Intead, it’s much more of an autobiography of someone who has utterly devoted his life to a craft and can explain what that feels like from the inside. Even if you don’t carve, I highly recommend you read it.
For me, “The Lost Carving” helped resolve many of the frustrations I experience when trying to communicate about woodworking. On the one hand, woodworking is deeply technical. So you have to deal with that. But the technical nature of the craft (tool steels, wood movement, finishing chemistry etc.) is a tiny part of what I think about every day at the bench. Anyone can learn the technical, tacit stuff. That’s what books, magazines and classes are for.
The important stuff is what Esterly wrote about in “The Lost Carving.” Here are two short excerpts, one of which Joel Moskowitz also referenced in his obituary of Esterly.
In the usual way of thinking, you have ideas, and then you learn technical skill so you can express them. In reality it’s often the reverse: skill gives you ideas. The hand guides the brain nearly as much as the brain guides the hand.
The wood is teaching you about itself, configuring your mind and muscles to the tasks required of them.
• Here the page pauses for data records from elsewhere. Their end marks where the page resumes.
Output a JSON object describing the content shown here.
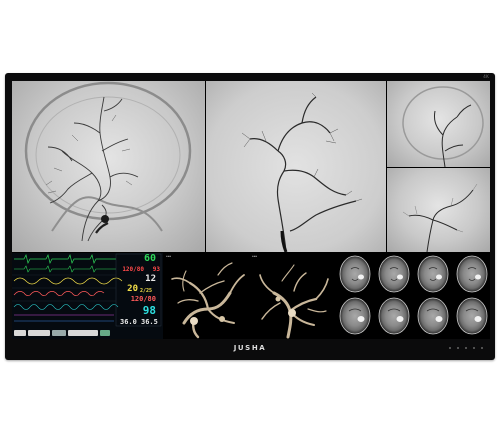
{
  "screen": {
    "top_tag": "4K",
    "brand": "JUSHA"
  },
  "vitals": {
    "hr": "60",
    "nibp": "120/80",
    "nibp_extra": "93",
    "rr": "12",
    "resp": "20",
    "resp_extra": "2/25",
    "art": "120/80",
    "spo2": "98",
    "temp1": "36.0",
    "temp2": "36.5",
    "colors": {
      "hr": "#2fd65a",
      "nibp": "#ff4a4a",
      "rr": "#e8e8e8",
      "resp": "#f4e04a",
      "art": "#ff5a5a",
      "spo2": "#2ee0e0"
    }
  }
}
To carve is to be shaped by the wood even as you’re shaping it.
— “The Lost Carving: A Journey to the Heart of Making” (2012)
This is the real stuff. This is what it feels like for me when working by hand. One example: Years ago, my hands taught my brain how to flatten a board by hand. Before I’d ever heard of Joseph Moxon or I had met anyone who worked by hand, I had boards that needed to be dressed flat with handplanes.
The instructions I had were from modern books – stuff from the 1980s. And the techniques were woefully complex. I knew the task couldn’t be as difficult as described. So I took my jack plane to a warped piece of work and just messed with it. After some with-the-grain missionary-style planing, I tried things that (I thought) were no-nos – planing diagonally, planing across the grain, pulling the tool, taking short and localized strokes.
Within a few hours my hands had some ideas. Then it was just about getting the ideas into my brain so that I could explain the process to myself. Why did diagonal stokes fix warping? Why is traversing a board so effective on the bark face of the board?
I’m sure that all of this seems obvious to the peanut gallery. But that’s because someone probably offered you a good explanation at some point.
The act of sawing is another example. I have learned more about sawing from listening to my hands than to any person, dead or alive.
After I realized that explicit knowledge – the book stuff – isn’t as important as the deep-tissue stuff, I changed my tack as a workshop writer. Starting with “The Anarchist’s Design Book,” I tried to dial down the technical information in my books and replace it with text intended to inspire confidence in the reader and cause him or her to pick up the tools. (Whether I succeeded or not is a thread more suited for LumberJocks than here.)
So you have Esterly to thank for that (or not).
If you wish to learn more about Esterly, here are some great links:
His obituary in The New York Times.
A nice profile in Harvard Magazine.
A sweet piece with a sad ending on CBS Sunday Morning.
— Christopher Schwarz
P.S. The title of this blog is a hat tip to Doug Stowe’s blog. Doug’s life has been dedicated to preserving skill through teaching children at the Clear Spring School in Eureka Springs, Ark.